Google Plans To Be Completely Powered By Renewable Energy Starting Next Year

“Our founders are convinced climate change is a real, immediate threat, so we have to do our part.”
The Google logo is spelled out in heliostats (mirrors that track the sun and reflect the sunlight onto a central receiving po
The Google logo is spelled out in heliostats (mirrors that track the sun and reflect the sunlight onto a central receiving point) at the Ivanpah Solar Electric Generating System in the Mojave Desert near the California-Nevada border.

Maybe it’s time to add a little more green to the Google logo.

Google is a year ahead of schedule in its plan to switch to renewable energy, the company announced Tuesday. It should be 100 percent powered by green resources in 2017. 

The company’s 13 data centers and numerous offices around the world require 5.7 terawatt hours of electricity each year, The Associated Press reports. That’s about how much energy all of San Francisco consumes. 

We are convinced this is good for business, this is not about greenwashing. This is about locking in prices for us in the long-term,” Marc Oman, Google’s energy lead in the European Union, told The Guardian. “Increasingly, renewable energy is the lowest-cost option. Our founders are convinced climate change is a real, immediate threat, so we have to do our part.”

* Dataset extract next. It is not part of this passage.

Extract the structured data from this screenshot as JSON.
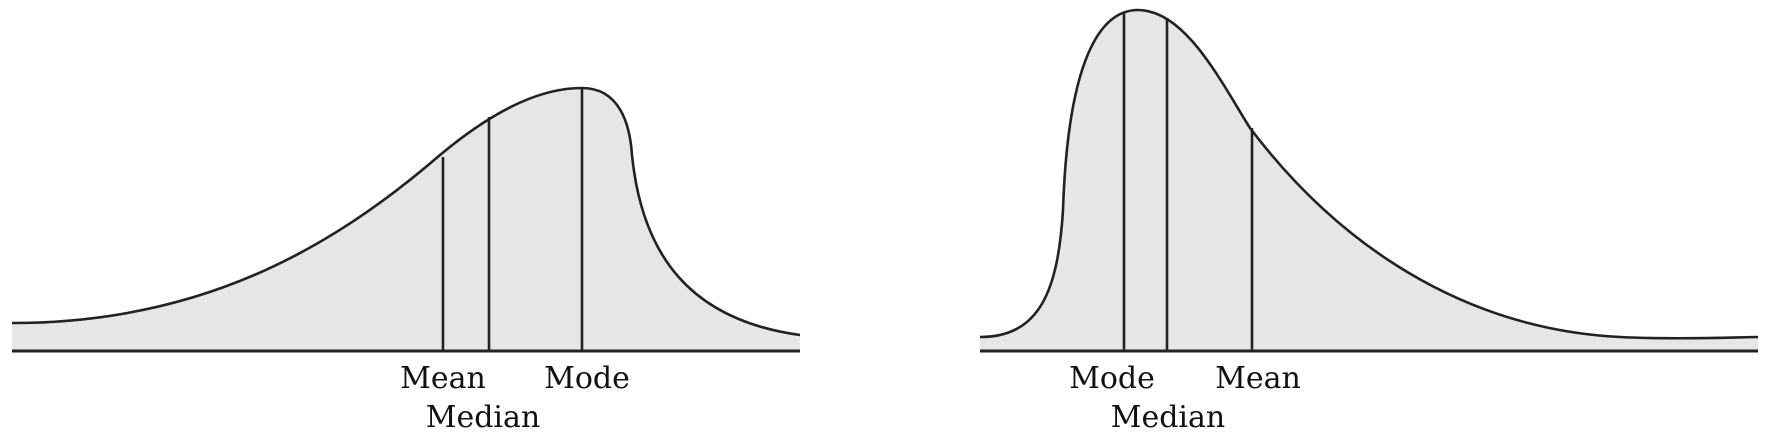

Google currently relies primarily on wind and solar for clean energy. Steep drops in the cost of each technology ― 60 percent and 80 percent, respectively, in the last six years ― has made renewables a cost-effective option, the company said.  

Given its huge need and deep pockets, the company negotiates renewable energy purchases with suppliers directly. It signed its first clean-energy contract in 2010, with an Iowa wind farm, and now funds 20 renewable energy projects around the world.

Google’s ambitions spread beyond its own energy needs.

Climate change is real,” the company states on a page explaining its responsibility to environmental stewardship. “Every company makes choices — about products, about planning, about purpose, about people. You approach these decisions differently if you’re focused not on your next earnings release, but on future generations that will have to live with the consequences of the choices you make today.”